England’s referral-to-treatment waiting times improved from 23.0 to 22.4 weeks in June, not because the NHS suddenly started keeping up with demand (in fact the waiting list size broke new records), but because admission rates perked up and the shape of the waiting list tightened.

However there was bad news at the ultra long waiting end of the waiting list, because the number of one-year waiters grew for the first time in 12 months.

In the following discussion, all figures come from NHS England and NHS Improvement. If you have a national statistic that you’d like to check up on, you can download our RTT waiting times fact checker.

England-wide picture

Headline waiting times improved by four days nationally, down from the end of May peak.

01 92pc of waiting list

The list of non-reporting trusts did not change in June. If their last known positions are added back in, then the waiting list topped 4.5 million patients for the first time since records began.

02 non reporting trusts

Returning to the reported numbers, the waiting list size ticked up to a new record, and three years of waiting list growth would need to be reversed before 18 weeks became achievable again.
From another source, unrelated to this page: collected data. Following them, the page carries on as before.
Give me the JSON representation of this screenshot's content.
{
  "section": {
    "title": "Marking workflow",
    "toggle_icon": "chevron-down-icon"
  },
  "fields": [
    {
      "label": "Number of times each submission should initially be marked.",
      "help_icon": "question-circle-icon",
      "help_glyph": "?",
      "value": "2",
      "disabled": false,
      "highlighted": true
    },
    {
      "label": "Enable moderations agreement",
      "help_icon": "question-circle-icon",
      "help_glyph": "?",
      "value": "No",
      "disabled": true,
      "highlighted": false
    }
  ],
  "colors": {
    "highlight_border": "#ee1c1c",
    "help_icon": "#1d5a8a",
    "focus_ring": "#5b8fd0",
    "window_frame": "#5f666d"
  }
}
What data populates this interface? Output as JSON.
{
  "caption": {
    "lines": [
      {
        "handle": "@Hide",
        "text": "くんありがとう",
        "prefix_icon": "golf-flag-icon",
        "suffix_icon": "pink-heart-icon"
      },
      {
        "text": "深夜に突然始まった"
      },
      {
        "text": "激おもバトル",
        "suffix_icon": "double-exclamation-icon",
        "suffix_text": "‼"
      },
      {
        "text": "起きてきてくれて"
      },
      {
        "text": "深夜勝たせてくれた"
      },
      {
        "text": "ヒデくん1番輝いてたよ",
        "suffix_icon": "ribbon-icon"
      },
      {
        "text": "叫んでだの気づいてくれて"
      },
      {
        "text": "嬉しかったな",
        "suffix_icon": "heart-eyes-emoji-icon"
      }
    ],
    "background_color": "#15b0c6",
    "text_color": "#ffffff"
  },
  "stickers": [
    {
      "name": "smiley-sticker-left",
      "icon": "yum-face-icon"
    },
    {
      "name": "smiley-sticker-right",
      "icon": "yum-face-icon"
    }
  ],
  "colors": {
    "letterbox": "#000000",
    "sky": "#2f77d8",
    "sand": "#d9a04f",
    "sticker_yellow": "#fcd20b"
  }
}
03 waiting list in England

The index of waiting list management, which bundles up the influences on waiting times other than list size, improved sharply in June and moved closer to the levels seen between 2012 and mid 2017. This is a good thing, but improvements in the waiting list shape can only be banked once, meaning that further significant gains on this measure are less likely.

04 index of waiting list management

The admission rate improved to the highest June value since 2016. In the long run, keeping up with demand and shrinking the waiting list is the only way to achieve sustained improvements in waiting times, and this is particularly important at the longer-waiting, heavier end of the casemix where patients need to be admitted for treatment.

05 admissions per working day

After a year of improvements, the number of one-year waiters started to edge up again. These ultra long waiters are concentrated at just six trusts, with the largest number waiting at King’s College Hospital Foundation Trust.

Across England, two-thirds of one-year waiters are found in just three specialties: orthopaedics (29 per cent), and “other” plus general surgery (37 per cent) – I have lumped the last two together because much of “other” is subspecialties separating out of general surgery.

06 one year waiters

The longer surgical waits (which rely more on admissions) generally improved in June, while the shorter medical waits generally became longer. Only geriatric medicine is achieving 18 weeks at national level.

07 92pc of waiting list by specialty

Local detail

The proportion of local services (specialties within trusts) that are achieving 18 weeks edged down to just 50.1 per cent. We are very close to the point where achieving 18 weeks is a minority sport.

08 services within 18 weeks 50_1pc

The distribution of waiting times converged slightly on 18 weeks, in line with the specialty picture above, as moderate waiting times increased and some of the longer ones improved.

09 distribution of local service waits

Waiting times at University College London Hospitals FT have increased from 25.3 to 27.4 weeks during June, propelling the trust some 22 places up the table of longest-waiting providers and earning it a place in the top 20. Their waiting list has grown sharply, and they comment in their July board papers that “This growth is partly due to data quality issues, reduced clinical activity in early April and reduced validation effort in April and May following the Epic launch.”

10 top twenty

Referral-to-treatment data for July is due out at 9:30am on Thursday 12th September.